Najstarsza kotka odeszła w styczniu, w wieku 17 lat. Obecnie najstarsza jest 14-letnia Henrietta (oczywiście kastratka już), która przyszła ze mną spać, kiedy nocowałam u hodowczyni (trudno było inaczej ze względów odległościowych chociażby, nie da rady miedzy Krakowem a Dortmundem obrócić w ciągu jednego dnia).
W hodowli mieszkają trzy kotki, kocur i trójka kastratów, kotki rodzą raz w roku. Hodowczyni wtedy spędza z kociakami mnóstwo czasu, dlatego kocięta są świetnie zsocjalizowane. Kiedy tam przyjechałam, zostałam dosłownie obleziona przez kocięta: ufne, odważne, rozbrykane.

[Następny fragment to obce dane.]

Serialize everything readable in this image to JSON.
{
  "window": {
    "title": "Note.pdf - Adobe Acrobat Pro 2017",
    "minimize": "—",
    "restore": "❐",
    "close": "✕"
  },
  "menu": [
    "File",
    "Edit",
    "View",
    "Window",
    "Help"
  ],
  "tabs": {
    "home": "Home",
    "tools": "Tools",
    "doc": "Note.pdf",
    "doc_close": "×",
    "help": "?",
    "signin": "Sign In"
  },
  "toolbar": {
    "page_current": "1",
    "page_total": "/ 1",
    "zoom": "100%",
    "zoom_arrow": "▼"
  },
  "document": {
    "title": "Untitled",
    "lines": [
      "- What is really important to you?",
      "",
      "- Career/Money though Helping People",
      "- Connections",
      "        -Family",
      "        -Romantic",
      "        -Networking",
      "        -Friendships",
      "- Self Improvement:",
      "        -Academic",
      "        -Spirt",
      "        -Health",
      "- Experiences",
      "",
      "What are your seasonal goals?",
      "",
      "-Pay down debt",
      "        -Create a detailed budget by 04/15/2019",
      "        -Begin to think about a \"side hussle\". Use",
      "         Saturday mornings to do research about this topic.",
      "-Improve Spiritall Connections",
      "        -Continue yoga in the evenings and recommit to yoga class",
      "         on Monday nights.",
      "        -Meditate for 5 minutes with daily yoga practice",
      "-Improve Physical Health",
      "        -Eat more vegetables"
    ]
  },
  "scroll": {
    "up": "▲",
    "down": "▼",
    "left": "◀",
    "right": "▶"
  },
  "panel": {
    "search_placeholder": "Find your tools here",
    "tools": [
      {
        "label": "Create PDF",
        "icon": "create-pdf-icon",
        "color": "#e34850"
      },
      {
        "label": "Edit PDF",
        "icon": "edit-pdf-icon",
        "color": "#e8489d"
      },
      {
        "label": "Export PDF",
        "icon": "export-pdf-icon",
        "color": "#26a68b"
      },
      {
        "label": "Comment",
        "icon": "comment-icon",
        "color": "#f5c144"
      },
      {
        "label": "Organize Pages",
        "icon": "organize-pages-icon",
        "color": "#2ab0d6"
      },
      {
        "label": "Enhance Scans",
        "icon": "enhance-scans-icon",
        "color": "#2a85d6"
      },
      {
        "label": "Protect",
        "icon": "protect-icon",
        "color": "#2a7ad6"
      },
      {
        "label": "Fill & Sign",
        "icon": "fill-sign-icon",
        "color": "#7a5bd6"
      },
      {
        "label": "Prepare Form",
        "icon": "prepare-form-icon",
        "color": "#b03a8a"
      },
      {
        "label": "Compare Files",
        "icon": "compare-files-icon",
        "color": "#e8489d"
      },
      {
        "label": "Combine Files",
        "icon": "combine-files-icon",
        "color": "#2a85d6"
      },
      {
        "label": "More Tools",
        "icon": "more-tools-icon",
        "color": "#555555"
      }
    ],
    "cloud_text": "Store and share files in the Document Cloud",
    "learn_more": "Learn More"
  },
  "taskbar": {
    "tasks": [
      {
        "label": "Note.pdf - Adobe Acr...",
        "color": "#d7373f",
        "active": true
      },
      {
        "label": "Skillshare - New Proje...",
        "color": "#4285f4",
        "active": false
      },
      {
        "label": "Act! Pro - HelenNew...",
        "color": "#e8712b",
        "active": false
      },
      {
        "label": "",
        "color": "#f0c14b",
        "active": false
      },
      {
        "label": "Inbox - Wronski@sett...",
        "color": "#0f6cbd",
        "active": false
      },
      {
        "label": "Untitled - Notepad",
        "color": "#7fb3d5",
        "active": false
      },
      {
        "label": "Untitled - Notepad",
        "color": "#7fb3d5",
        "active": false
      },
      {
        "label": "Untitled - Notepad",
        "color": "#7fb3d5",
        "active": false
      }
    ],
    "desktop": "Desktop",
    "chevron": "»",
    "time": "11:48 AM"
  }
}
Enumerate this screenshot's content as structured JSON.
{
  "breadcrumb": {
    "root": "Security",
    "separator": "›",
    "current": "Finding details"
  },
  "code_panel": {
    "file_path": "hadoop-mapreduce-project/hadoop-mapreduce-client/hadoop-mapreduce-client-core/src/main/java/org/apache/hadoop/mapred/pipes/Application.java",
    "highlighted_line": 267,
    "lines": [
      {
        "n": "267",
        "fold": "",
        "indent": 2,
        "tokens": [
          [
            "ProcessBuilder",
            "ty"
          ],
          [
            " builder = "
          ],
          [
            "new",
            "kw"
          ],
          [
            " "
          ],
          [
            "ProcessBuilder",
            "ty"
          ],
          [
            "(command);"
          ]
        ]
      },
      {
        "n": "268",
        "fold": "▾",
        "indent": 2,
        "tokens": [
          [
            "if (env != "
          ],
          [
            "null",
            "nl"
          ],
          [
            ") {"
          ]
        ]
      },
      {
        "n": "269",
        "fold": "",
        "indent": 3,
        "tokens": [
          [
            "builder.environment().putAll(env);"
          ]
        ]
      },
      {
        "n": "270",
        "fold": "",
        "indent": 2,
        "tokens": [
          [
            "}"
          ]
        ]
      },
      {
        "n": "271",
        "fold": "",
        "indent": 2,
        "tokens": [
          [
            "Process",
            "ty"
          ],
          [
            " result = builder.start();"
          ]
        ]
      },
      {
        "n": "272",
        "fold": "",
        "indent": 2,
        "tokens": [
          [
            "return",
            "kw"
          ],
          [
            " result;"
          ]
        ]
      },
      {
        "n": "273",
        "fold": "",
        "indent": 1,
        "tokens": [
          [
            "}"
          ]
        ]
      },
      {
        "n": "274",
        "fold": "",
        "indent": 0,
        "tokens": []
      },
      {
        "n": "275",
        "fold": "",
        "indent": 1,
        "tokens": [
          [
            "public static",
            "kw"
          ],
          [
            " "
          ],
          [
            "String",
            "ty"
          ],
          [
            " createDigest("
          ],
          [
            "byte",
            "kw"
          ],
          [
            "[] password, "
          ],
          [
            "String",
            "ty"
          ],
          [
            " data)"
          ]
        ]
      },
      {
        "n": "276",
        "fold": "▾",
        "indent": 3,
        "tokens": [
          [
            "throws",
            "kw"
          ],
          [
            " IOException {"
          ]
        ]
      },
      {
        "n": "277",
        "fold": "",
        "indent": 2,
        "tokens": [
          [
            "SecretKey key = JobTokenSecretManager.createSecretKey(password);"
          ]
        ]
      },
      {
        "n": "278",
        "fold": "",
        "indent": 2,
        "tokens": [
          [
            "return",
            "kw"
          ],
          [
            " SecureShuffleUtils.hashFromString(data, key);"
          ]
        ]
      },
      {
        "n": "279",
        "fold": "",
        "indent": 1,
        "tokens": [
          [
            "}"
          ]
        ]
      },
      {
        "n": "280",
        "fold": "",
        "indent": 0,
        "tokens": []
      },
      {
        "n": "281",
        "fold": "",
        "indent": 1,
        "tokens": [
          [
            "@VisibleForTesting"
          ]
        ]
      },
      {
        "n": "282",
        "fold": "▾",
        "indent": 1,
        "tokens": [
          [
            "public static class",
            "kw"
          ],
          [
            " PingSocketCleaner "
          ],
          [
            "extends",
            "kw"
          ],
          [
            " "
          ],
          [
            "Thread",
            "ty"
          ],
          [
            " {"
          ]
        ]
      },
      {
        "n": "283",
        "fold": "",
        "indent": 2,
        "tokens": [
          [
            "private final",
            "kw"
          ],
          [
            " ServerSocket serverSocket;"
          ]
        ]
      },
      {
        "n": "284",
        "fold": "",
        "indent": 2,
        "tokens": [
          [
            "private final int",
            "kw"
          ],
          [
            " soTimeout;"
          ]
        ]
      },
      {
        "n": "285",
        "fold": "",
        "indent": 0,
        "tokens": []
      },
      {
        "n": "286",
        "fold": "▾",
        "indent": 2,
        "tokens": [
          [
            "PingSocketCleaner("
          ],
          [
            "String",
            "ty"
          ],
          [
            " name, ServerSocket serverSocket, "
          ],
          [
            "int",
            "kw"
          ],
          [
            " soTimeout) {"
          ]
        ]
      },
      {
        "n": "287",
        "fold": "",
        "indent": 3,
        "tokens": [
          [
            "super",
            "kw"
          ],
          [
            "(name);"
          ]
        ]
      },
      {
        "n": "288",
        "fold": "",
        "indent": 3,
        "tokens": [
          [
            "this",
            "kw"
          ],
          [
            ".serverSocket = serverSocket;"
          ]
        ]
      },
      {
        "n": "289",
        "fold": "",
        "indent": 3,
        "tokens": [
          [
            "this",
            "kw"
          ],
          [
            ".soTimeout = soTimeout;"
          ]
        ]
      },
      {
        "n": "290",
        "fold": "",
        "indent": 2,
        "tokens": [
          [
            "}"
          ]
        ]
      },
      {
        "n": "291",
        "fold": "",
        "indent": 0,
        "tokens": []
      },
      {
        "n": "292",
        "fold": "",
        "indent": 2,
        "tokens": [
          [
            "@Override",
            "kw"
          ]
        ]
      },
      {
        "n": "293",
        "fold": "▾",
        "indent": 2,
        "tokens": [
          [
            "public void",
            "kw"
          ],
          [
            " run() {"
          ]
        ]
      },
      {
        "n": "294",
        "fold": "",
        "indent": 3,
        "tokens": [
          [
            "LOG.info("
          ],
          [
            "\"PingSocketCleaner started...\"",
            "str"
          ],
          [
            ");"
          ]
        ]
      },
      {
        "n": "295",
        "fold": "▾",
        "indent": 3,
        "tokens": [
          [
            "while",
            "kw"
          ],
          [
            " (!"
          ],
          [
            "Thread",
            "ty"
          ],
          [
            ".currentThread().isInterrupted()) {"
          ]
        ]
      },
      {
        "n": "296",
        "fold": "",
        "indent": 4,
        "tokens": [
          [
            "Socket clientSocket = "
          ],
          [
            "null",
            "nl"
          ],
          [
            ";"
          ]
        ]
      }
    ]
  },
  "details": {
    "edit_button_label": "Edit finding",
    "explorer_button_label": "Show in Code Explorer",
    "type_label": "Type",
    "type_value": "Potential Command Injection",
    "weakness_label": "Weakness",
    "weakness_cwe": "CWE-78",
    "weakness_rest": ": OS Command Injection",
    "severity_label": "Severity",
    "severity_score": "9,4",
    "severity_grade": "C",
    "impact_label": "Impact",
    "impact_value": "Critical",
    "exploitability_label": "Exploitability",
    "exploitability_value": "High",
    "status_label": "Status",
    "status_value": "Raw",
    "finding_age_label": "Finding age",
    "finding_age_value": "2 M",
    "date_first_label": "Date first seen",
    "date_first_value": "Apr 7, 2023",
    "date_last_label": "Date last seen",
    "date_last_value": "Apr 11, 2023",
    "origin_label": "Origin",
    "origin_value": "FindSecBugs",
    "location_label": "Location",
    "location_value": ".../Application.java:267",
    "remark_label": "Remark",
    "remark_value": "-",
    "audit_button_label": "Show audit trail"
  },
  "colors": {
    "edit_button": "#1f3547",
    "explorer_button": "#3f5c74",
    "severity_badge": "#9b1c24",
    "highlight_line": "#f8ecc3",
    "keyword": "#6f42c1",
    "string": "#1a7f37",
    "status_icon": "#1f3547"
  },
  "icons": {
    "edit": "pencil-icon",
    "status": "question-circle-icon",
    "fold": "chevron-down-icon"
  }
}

Maksymalnie jeden kociak z miotu idzie do hodowli, z miotu na V Vireska właśnie. Zanim udało mi sie namówić hodowcę na rezerwacje Vireski (wstępną, decyzja została podjęta dopiero podczas wizyty), musiałam sie wytłumaczyć z dotychczasowych doswiadczeń i z zamiarów na przyszłość.
Od początku wiedziałam, że kotkę odbiorę, jak bedzie miała minimum 14 tygodni, z uwagi na wszystkie szczepienia właśnie, nie było dyskusji, że wcześniej.
Mogę tylko powiedziec, że życzę wszystkim, którzy kupują koty rasowe, kontaktu z takimi hodowcami, z jakimi ja miałam szczęście się zetknąć.